Friday, April 29, 2016
Heritage House Hits Hundred% HUD Housing Highpoint
The
H-bomb gets dropped in the Truman Neighborhood targeting Heritage House
Apartments and the fall out will be around for decades. In accordance to the new owner/developer’s recent
application for financial support through programs with the Missouri Housing
Development Commission (MHDC), they are converting all 166 units to Section 8
HUD-subsidized, low-income housing. This
was posted on MHDC’s website 6 months ago so it is actually old news. Keep in mind, the apartment building had
already been 20 percent Section 8 housing for many decades under the ownership
of the Community of Christ Church. The 20-80
sustainable balance of mixed-income senior residents instituted their success
in creating community within the building that once even had a waiting list to
get in. This balance, sense of community,
and the actual demonstration that the site was viable for market rental rates were
the very selling points representing the value of the property to this
out-of-town investor hand-picked by the Church.

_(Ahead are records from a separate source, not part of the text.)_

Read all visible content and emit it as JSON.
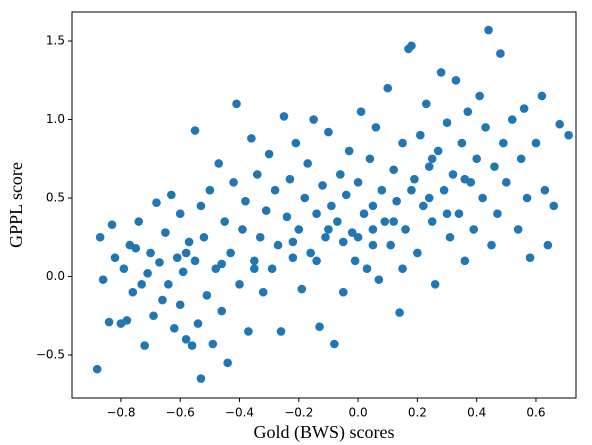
{
  "chart_data": {
    "type": "scatter",
    "x_label": "Gold (BWS) scores",
    "y_label": "GPPL score",
    "color": "#1f77b4",
    "xlim": [
      -0.965,
      0.735
    ],
    "ylim": [
      -0.774,
      1.685
    ],
    "xticks": [
      {
        "value": -0.8,
        "label": "−0.8"
      },
      {
        "value": -0.6,
        "label": "−0.6"
      },
      {
        "value": -0.4,
        "label": "−0.4"
      },
      {
        "value": -0.2,
        "label": "−0.2"
      },
      {
        "value": 0,
        "label": "0.0"
      },
      0.2,
      0.4,
      0.6
    ],
    "yticks": [
      {
        "value": -0.5,
        "label": "−0.5"
      },
      {
        "value": 0,
        "label": "0.0"
      },
      0.5,
      {
        "value": 1,
        "label": "1.0"
      },
      1.5
    ],
    "x": [
      -0.88,
      -0.87,
      -0.86,
      -0.83,
      -0.82,
      -0.8,
      -0.79,
      -0.78,
      -0.77,
      -0.76,
      -0.75,
      -0.74,
      -0.72,
      -0.71,
      -0.7,
      -0.69,
      -0.68,
      -0.67,
      -0.66,
      -0.65,
      -0.64,
      -0.63,
      -0.62,
      -0.61,
      -0.6,
      -0.6,
      -0.59,
      -0.58,
      -0.57,
      -0.56,
      -0.55,
      -0.55,
      -0.54,
      -0.53,
      -0.53,
      -0.52,
      -0.51,
      -0.5,
      -0.49,
      -0.48,
      -0.47,
      -0.46,
      -0.45,
      -0.44,
      -0.43,
      -0.42,
      -0.41,
      -0.4,
      -0.39,
      -0.38,
      -0.37,
      -0.36,
      -0.35,
      -0.34,
      -0.33,
      -0.32,
      -0.31,
      -0.3,
      -0.29,
      -0.28,
      -0.27,
      -0.26,
      -0.25,
      -0.24,
      -0.23,
      -0.22,
      -0.21,
      -0.2,
      -0.19,
      -0.18,
      -0.17,
      -0.16,
      -0.15,
      -0.14,
      -0.13,
      -0.12,
      -0.11,
      -0.1,
      -0.09,
      -0.08,
      -0.07,
      -0.06,
      -0.05,
      -0.04,
      -0.03,
      -0.02,
      -0.01,
      0.0,
      0.01,
      0.02,
      0.03,
      0.04,
      0.05,
      0.06,
      0.07,
      0.08,
      0.09,
      0.1,
      0.11,
      0.12,
      0.13,
      0.14,
      0.15,
      0.16,
      0.17,
      0.18,
      0.19,
      0.2,
      0.21,
      0.22,
      0.23,
      0.24,
      0.25,
      0.26,
      0.27,
      0.28,
      0.29,
      0.3,
      0.31,
      0.32,
      0.33,
      0.34,
      0.35,
      0.36,
      0.37,
      0.38,
      0.39,
      0.4,
      0.41,
      0.42,
      0.43,
      0.44,
      0.45,
      0.46,
      0.47,
      0.48,
      0.49,
      0.5,
      0.52,
      0.54,
      0.55,
      0.56,
      0.57,
      0.58,
      0.6,
      0.62,
      0.63,
      0.64,
      0.66,
      0.68,
      0.71,
      -0.84,
      -0.73,
      -0.58,
      -0.46,
      -0.35,
      -0.22,
      -0.14,
      -0.05,
      0.05,
      0.12,
      0.18,
      0.24,
      0.3,
      0.36,
      0.05,
      -0.1,
      0.25,
      0.15,
      0.0
    ],
    "y": [
      -0.59,
      0.25,
      -0.02,
      0.33,
      0.12,
      -0.3,
      0.05,
      -0.28,
      0.2,
      -0.1,
      0.18,
      0.35,
      -0.44,
      0.02,
      0.15,
      -0.25,
      0.47,
      0.09,
      -0.15,
      0.28,
      -0.05,
      0.52,
      -0.33,
      0.12,
      0.4,
      -0.18,
      0.03,
      -0.4,
      0.22,
      -0.44,
      0.93,
      0.1,
      -0.3,
      -0.65,
      0.45,
      0.25,
      -0.12,
      0.55,
      -0.43,
      0.05,
      0.72,
      -0.22,
      0.35,
      -0.55,
      0.15,
      0.6,
      1.1,
      -0.05,
      0.3,
      0.48,
      -0.35,
      0.88,
      0.1,
      0.65,
      0.25,
      -0.1,
      0.42,
      0.78,
      0.05,
      0.55,
      0.2,
      -0.35,
      1.02,
      0.38,
      0.62,
      0.12,
      0.85,
      0.3,
      -0.08,
      0.5,
      0.72,
      0.15,
      1.0,
      0.4,
      -0.32,
      0.58,
      0.25,
      0.92,
      0.45,
      -0.43,
      0.35,
      0.65,
      -0.1,
      0.52,
      0.8,
      0.28,
      0.1,
      0.6,
      1.05,
      0.4,
      0.05,
      0.75,
      0.3,
      0.95,
      -0.02,
      0.55,
      0.35,
      1.2,
      0.2,
      0.68,
      0.48,
      -0.23,
      0.85,
      0.3,
      1.45,
      1.47,
      0.62,
      0.15,
      0.9,
      0.45,
      1.1,
      0.7,
      0.35,
      -0.05,
      0.8,
      1.3,
      0.55,
      0.98,
      0.25,
      0.65,
      1.25,
      0.4,
      0.85,
      0.1,
      1.05,
      0.6,
      0.3,
      0.75,
      1.15,
      0.5,
      0.95,
      1.57,
      0.2,
      0.7,
      0.4,
      1.42,
      0.85,
      0.6,
      1.0,
      0.3,
      0.75,
      1.07,
      0.5,
      0.12,
      0.85,
      1.15,
      0.55,
      0.2,
      0.45,
      0.97,
      0.9,
      -0.29,
      -0.05,
      0.15,
      0.08,
      0.05,
      0.22,
      0.1,
      0.22,
      0.45,
      0.35,
      0.55,
      0.5,
      0.4,
      0.62,
      0.2,
      0.3,
      0.75,
      0.05,
      0.25
    ]
  }
}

The new owner/developer even made promises to the Church, the Mayor, the
City Council, the Planning Commission, the Heritage Commission, neighbors, and,
for that matter, to the entire community in public meetings and under an oath
of honesty that they would maintain and operate the facility just like the
Church had done. They even promised to
use the same local personnel for on-site management. Statements were made in public meetings that
they were NOT going to ask for additional HUD support. These commitments and promises were the very foundation
of the support they received from the community. Now all of that has changed. The moving vans have been very busy moving residents
out of the building and out the neighborhood where they were supporting the
local economy. And so this decision was made
1,500 miles away to add 133 low-income Section 8 housing rental units into a
historic neighborhood that has been under an award-winning comprehensive M/TRC
Revitalization Plan established in the very beginning to reduce government-assisted
rental properties in order to improve home values and the marketability of the
entire neighborhood, as stated by one of the most prominent city planners in
the Midwest region, Ralph Ochsner. This transformation is being implemented
with no public hearings, open discussion, and/or the participation of community
stakeholders. Even City Council members who
voted in favor of this new ownership and redevelopment plan at least four times
have called this transformation “unfortunate” and “uncomfortable” to discuss
and have attempted to maintain what appears to be a level of secrecy over the
situation. To make matters worse, the
only grocery store within walking distance of the apartment building is also going
through its own transformation from providing food and fresh produce to selling
alcohol and tobacco products. It seems
almost appropriate that a project that began almost 45 years ago by the forced eviction
of residents through eminent domain from their well-maintained historic properties
and giving them to the RLDS Church would end up with yet another chapter of
deception in the history of this real estate.
As the pages turn and the narrative continues to be written, we have a
new landmark and chapter in the story of a struggling presidential neighborhood.